Liability for Negligent Acts of Independent Contractors

Chapter 95 of the Texas Civil Practice and Remedies Code was enacted in 1996 and applies to claims against a property owner, contractor, or subcontractor for personal injury, death, or property damage to an owner, a contractor, or a subcontractor or an employee of a contractor or subcontractor which arise from the condition or use of an improvement to real property where the contractor or subcontractor constructs, repairs, renovates or modifies the improvement. Tex. Civ. Prac. & Rem.

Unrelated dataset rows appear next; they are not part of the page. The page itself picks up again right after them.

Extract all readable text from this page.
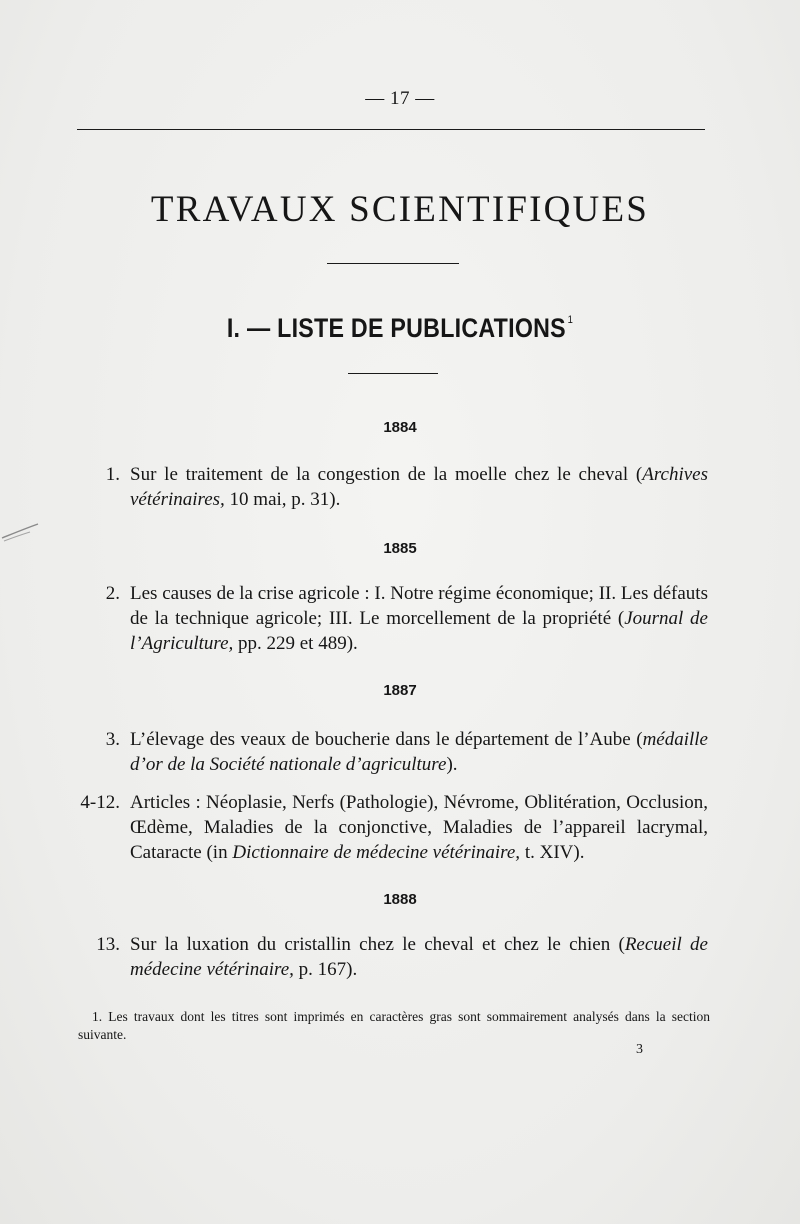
— 17 —
TRAVAUX SCIENTIFIQUES
I. — LISTE DE PUBLICATIONS $^1$
1884
1. Sur le traitement de la congestion de la moelle chez le cheval (Archives vétérinaires, 10 mai, p. 31).
1885
2. Les causes de la crise agricole : I. Notre régime économique; II. Les défauts de la technique agricole; III. Le morcellement de la propriété (Journal de l’Agriculture, pp. 229 et 489).
1887
3. L’élevage des veaux de boucherie dans le département de l’Aube (médaille d’or de la Société nationale d’agriculture).
4-12. Articles : Néoplasie, Nerfs (Pathologie), Névrome, Oblitération, Occlusion, Œdème, Maladies de la conjonctive, Maladies de l’appareil lacrymal, Cataracte (in Dictionnaire de médecine vétérinaire, t. XIV).
1888
13. Sur la luxation du cristallin chez le cheval et chez le chien (Recueil de médecine vétérinaire, p. 167).
1. Les travaux dont les titres sont imprimés en caractères gras sont sommairement analysés dans la section suivante.
3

Code § 95.002. Under Chapter 95, a property owner is not liable for personal injury, death, or property damage to a contractor, subcontractor, or an employee of a contractor or subcontractor who constructs, repair, renovates or modifies an improvement to real property, including personal injury, death, or property damage arising from the failure to provide a safe workplace unless: 1) the property owner exercises or retains some control over the manner in which the work is performed, other than the right to order the work to start or stop or to inspect progress or receive reports; and 2) the property owner had actual knowledge of the danger or condition resulting in the personal injury, death or property damage and failed to adequately warn. Id. § 95.003. Ellwood Tex. Forge Corp. v. Jones, 214 S.W.3d 693, 699 (Tex.App.- Houston [14th Dist] 2007, pet. denied). Chapter 95’s application is not limited to just claims involving the contractor’s own work or negligence, rather it applies to an independent contractor’s claim for damages caused by the contemporaneous negligent acts of the property owner. Abutahoun v. The Dow Chemical Co., No. 13-0175, 2015 Tex. LEXIS 431 (Tex. May 8, 2015).